I’ve always loved the spring. There’s something about all of creation shaking off the sleepy and frozen fog of winter to emerge into warmth and new beginnings. Outdoor activities are possible again—golf, frisbee, and picnics are back on the table, and sunny days at the lake are just around the corner.
Life, once grey, hidden, and seemingly gone forever, suddenly bursts forth into brilliant shades of green and blue. And, unfortunately, yellow.
I’m not talking about the warm, golden sun. I’m talking, of course, about pollen. Here in the South, every spring brings with it an onslaught of bright yellow pollen. Every southerner hates it. And Coldplay wrote a song about it (“It was all yellow”). It coats our vehicles, clogs our sinuses, and jumps on our clothes and into our airways as soon as we walk outside. It’s a pain. It’s a nuisance.
And it’s the stuff of life.
Pollen is a major source of irritation for some. For others, it can make the spring season downright miserable. Yellow-dusted cars and clothes are a real thing. Severe allergies are a real thing. It’s enough to make us wish nature had another way. But pollen serves a purpose. After the wind carries it wherever it goes, it provides new plant life and makes our world more beautiful.
It’s the stuff of life.
The stuff of life is a mixed bag of pain and joy, ugliness and beauty, frustration, and fulfillment. The stuff of life provides context without which we would never fully understand the goodness of God. Without pain, there would be no appreciation, maybe even no possibility, for beauty.
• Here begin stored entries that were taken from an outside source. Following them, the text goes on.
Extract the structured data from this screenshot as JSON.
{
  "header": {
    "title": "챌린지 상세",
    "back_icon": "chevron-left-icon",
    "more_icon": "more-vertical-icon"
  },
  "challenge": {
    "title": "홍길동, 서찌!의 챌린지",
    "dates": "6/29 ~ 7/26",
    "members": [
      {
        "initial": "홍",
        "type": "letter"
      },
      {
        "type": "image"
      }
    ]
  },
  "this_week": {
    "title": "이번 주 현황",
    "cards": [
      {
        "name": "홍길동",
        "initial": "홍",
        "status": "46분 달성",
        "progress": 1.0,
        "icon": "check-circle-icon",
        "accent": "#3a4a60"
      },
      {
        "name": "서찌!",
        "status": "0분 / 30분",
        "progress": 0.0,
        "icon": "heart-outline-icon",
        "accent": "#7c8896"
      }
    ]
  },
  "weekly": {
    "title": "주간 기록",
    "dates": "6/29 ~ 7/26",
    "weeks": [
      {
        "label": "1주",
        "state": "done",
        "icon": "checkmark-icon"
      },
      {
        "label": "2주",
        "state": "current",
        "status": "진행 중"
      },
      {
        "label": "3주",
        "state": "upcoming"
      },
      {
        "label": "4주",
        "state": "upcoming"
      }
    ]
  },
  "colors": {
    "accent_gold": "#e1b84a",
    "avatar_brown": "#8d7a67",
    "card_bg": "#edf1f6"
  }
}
Seneca said, “No man [person] is more unhappy than he who never faces adversity. For he is not permitted to prove himself.” It’s our suffering, our difficulties, our pain that allow us to grow stronger, to appreciate what is beautiful and real and true and to see God move amid our struggles.
Jesus said, “In this world, you will have trouble. But take heart, I have overcome the world.” He also reminds us that life in the Spirit is like the wind blowing—it does what it wants to do, and we can never tell where it comes from or where it is going. Trouble is a part of our human experience. And life with God doesn’t often provide easy answers. God is mysterious and unpredictable. We never know how and when He’s going to show up.
Trouble, mystery, and unpredictability are the stuff of life. And even though we can’t predict what God will do, we can rest in the peace of knowing He’s got us, He’s for us, and He loves us. Whatever we’re facing, He’s already overcome it and He will not leave us.
Faith, hope, and love are also the stuff of life. Sometimes, it just comes down to our perspective and what we decide to focus on: no matter how good things are, there’s always something to be upset about. No matter how bad things are, there’s always something to celebrate.
It’s all in how we choose to look at the stuff of life.